The flowcharts and block diagrams in the different depicted embodiments illustrate the architecture, functionality, and operation of some possible implementations of apparatus, methods and computer program products. In this regard, each block in the flowchart or block diagrams may represent a module, segment, or portion of code, which comprises one or more executable instructions for implementing the specified function or functions. It should also be noted that, in some alternative implementations, the functions noted in the block may occur out of the order noted in the drawings. For example, two blocks shown in succession may be executed substantially concurrently, or the blocks may sometimes be executed in the reverse order, depending upon the functionality involved. It will also be noted that each block of the block diagrams and/or flowchart illustration, and combinations of blocks in the block diagrams and/or flowchart illustration, can be implemented by special purpose hardware-based systems that perform the specified functions or acts, or combinations of special purpose hardware and computer instructions.

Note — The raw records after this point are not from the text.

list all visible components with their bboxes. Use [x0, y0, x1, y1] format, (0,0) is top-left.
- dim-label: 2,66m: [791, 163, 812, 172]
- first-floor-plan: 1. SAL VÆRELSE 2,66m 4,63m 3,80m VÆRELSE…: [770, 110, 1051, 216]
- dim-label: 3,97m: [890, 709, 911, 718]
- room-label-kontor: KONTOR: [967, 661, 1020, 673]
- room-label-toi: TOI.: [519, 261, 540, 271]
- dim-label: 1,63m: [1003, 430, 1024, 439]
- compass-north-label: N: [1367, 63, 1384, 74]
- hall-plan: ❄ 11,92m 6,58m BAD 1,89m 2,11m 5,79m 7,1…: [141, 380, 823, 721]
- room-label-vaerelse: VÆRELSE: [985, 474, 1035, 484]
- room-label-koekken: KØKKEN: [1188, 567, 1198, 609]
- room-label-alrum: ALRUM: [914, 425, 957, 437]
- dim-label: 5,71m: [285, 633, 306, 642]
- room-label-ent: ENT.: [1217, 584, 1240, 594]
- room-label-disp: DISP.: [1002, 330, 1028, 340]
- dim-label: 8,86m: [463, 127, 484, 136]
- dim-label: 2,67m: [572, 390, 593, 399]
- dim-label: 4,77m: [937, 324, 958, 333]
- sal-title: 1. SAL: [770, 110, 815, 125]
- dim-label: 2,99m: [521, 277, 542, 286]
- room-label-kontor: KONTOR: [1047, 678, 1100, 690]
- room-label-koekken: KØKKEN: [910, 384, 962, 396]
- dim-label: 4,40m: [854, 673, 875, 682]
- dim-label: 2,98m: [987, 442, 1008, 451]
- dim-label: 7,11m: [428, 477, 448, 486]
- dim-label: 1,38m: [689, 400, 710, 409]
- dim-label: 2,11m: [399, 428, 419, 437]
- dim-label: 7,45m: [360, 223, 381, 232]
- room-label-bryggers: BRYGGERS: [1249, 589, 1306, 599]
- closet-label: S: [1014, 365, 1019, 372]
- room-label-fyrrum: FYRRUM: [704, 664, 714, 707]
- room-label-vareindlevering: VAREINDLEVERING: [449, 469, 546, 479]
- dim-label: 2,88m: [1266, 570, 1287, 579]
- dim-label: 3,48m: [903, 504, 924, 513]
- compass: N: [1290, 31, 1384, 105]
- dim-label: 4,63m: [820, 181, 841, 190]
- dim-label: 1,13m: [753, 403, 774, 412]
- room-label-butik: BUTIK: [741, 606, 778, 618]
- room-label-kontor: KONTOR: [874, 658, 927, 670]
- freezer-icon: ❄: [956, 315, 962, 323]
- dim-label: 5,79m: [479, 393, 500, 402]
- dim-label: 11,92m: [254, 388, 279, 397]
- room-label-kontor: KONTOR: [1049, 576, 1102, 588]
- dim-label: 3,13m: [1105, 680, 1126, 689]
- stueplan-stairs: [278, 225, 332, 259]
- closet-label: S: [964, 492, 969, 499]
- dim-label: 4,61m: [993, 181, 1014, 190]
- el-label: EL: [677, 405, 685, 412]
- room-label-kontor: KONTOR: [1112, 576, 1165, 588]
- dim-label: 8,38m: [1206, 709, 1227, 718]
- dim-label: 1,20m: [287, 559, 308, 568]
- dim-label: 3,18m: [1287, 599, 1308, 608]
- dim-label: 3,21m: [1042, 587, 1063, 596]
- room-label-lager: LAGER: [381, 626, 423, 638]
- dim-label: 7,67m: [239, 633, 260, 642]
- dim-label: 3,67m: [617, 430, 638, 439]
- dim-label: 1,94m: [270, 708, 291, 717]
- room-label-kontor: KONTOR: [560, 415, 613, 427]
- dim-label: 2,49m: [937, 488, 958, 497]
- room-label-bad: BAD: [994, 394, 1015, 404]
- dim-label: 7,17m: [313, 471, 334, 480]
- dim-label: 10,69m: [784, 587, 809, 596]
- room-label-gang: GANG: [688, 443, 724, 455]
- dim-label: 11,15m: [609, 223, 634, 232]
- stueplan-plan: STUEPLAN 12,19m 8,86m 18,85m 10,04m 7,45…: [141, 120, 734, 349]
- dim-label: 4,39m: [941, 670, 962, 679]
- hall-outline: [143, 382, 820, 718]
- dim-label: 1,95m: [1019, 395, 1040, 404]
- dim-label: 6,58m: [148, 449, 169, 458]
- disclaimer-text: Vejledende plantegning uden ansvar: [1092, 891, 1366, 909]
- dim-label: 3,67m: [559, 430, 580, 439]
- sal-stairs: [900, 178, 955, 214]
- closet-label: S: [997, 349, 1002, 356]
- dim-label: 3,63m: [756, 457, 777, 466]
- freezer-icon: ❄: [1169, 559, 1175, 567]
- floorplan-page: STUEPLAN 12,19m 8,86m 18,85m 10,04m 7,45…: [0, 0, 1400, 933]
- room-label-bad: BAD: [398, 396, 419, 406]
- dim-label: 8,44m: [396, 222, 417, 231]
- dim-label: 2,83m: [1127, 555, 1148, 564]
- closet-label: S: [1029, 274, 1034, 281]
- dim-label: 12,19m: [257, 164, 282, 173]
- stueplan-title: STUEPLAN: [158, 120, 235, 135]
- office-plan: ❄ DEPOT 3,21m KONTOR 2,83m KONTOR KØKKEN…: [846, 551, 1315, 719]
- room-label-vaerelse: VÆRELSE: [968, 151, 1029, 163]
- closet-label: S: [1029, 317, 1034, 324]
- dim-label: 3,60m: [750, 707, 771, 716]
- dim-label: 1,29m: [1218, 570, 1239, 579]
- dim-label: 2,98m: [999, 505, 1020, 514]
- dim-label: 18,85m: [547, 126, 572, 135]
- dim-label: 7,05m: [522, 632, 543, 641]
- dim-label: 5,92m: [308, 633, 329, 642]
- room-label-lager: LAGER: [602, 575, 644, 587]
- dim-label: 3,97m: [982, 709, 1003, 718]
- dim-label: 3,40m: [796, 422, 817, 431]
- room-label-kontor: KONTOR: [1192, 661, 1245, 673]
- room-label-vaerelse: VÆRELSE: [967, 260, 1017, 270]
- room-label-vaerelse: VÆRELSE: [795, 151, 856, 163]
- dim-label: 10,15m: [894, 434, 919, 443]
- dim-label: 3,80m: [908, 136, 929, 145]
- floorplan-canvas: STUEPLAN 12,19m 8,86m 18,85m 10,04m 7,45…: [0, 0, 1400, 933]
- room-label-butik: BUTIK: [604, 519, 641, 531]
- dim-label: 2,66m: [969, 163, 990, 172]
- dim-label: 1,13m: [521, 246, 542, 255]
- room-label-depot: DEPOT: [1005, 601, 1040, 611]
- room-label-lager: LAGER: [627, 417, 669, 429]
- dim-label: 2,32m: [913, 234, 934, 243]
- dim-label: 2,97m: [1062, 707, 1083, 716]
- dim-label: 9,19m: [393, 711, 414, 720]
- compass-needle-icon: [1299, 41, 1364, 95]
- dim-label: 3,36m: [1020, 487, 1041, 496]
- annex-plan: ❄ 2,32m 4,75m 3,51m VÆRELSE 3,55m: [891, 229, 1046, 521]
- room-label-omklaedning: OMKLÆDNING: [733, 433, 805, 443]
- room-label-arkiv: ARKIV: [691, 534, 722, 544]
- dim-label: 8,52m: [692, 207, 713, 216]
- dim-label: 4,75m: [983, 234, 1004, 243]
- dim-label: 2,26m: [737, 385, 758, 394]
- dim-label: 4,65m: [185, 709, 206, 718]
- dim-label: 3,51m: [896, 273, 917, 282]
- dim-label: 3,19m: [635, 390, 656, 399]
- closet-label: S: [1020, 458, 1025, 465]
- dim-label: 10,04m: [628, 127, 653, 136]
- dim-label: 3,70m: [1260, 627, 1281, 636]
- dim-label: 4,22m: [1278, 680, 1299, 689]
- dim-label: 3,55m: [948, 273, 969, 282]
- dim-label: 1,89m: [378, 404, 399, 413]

The modules, components or units involved in the embodiments described in the present disclosure can be implemented by software or hardware. Wherein, the names of the modules, components or units do not constitute a limitation on the modules, components or units themselves under certain circumstances.

The functions described above may be performed at least in part by one or more hardware logic components. For example, without limitation, exemplary types of hardware logic components that can be used include: Field Programmable Gate Array (FPGA), Application Specific Integrated Circuit (ASIC), Application Specific Standard Product (ASSP), System on Chip (SOC), Complex Programmable Logic Device (CPLD), etc.

The above description only shows some embodiments of the present disclosure and illustrates technical principles applied in the present disclosure. Those skilled in the art should understand that the scope of disclosure involved in this disclosure is not limited to the technical solutions formed by the specific combination of the above technical features, and should also cover other technical solutions formed by any combination of the above technical features or their equivalent features without departing from the disclosed concept, for example, technical solutions formed by replacing the above features with technical features having similar functions to (but not limited to) those disclosed in the present disclosure.

Many specific details are elaborated in the description of the present disclosure. However, it is understood that embodiments of the present invention can be implemented without these specific details. In other cases, well-known methods, structures, and techniques are not described in detail so as not to obscure the understanding of the description.

In addition, although the operations are depicted in a specific order, this should not be understood as requiring these operations to be performed in the specific order shown or performed in a sequential order. Under certain circumstances, multitasking and parallel processing may be advantageous. Likewise, although several specific implementation details are included in the above discussion, these should not be construed as limiting the scope of the present disclosure. Certain features that are described in the context of separate embodiments can also be implemented in combination in a single embodiment. Conversely, various features described in the context of a single embodiment can also be implemented in multiple embodiments individually or in any suitable subcombination.

Although some specific embodiments of the present disclosure have been described in detail by way of example, those skilled in the art should understand that the above examples are only for the purpose of illustration and are not intended to limit the scope of the present disclosure. It should be understood by those skilled in the art that the above embodiments may be modified without departing from the scope and spirit of the present disclosure. The scope of the disclosure is defined by the following claims.